Is that wise to do that at first place before I go to dealer?

If I drive my car, it's absolutely beauty and no problem at all but somehow I feel it's not as quiet as what I used to have before.

Thanks again.


----------



## SteveySketch (Apr 21, 2006)

i have the same problem with my 05..ive brought it to the dealer 3 times for ruff idle noise...they claim its just the engine...blaaaaaa....nissan to me is shyt n i cant wait for my lease i am constaly at the dealership with problems and my car is a expenise piece of shit...nissan will never recieve a penny from me anymore


----------



## maxman73 (Sep 14, 2006)

*Oil Change - No Help*

Ok

I changed oil few days ago but seems like above problem still exist.
I also used fuel system cleaner (but not BG 44K - some people recommended to use it once) but no help.

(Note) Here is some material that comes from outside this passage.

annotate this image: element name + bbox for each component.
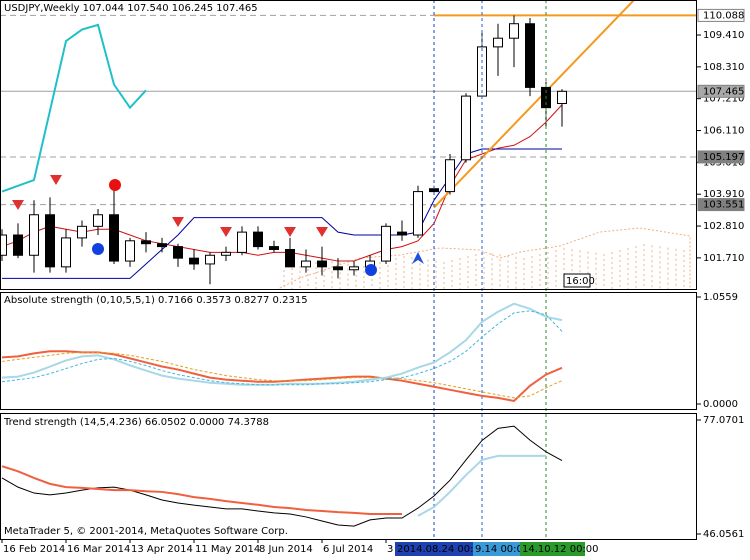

Please advise if anyone can.

Thanks


----------



## brianw (Feb 25, 2004)

find a different dealer. It may take a few tries to find one with a non-crappy service department.


----------



## platinumfossil420 (Feb 3, 2005)

hey maxman73, i have and '05 maxima and i have similar feelings about it running a little rough when sitting at idle. i am just now due for my 30K inspection and i plan on mentioning this when i take it in. i have and appointment in about 2 weeks, i'll post up if there is anything found that maybe related to your issues.
-Kris


----------



## Razorhorn (Apr 11, 2007)

brianw said:


> Not about those two noises. Can you locate where exactly the noise is coming from? Use a decent diameter hose (a typical slice of garden hose works fine), put one end to your ear, put the other close to various parts of the engine... if it's coming from near the timing chain, it could be a bad timing chain tensioner.


Man, this is a good idea!


----------



## anthony79 (Oct 12, 2007)

Ok, the first noise that you described has to do with fuel dampeners. There is a technical bulletin on this issue at Nissan. I fixed it under warranty on my 2006. It is gone now.

The second noise that you are describing, does it happen at just under 2000 RPM. I have some noise that I can feel clearly through the gas pedal. I haven't figured out what it is yet.
Is anyone else having this problem?


----------



## maxman73 (Sep 14, 2006)

Fuel dampers were replaced but no change in noise. never used lower than 93 octane gas and always had oil change at 3k even though I am running fully synthetic. Engine was been flushed and no issue of burning oil. I thought about updating this post even though it's too old.


----------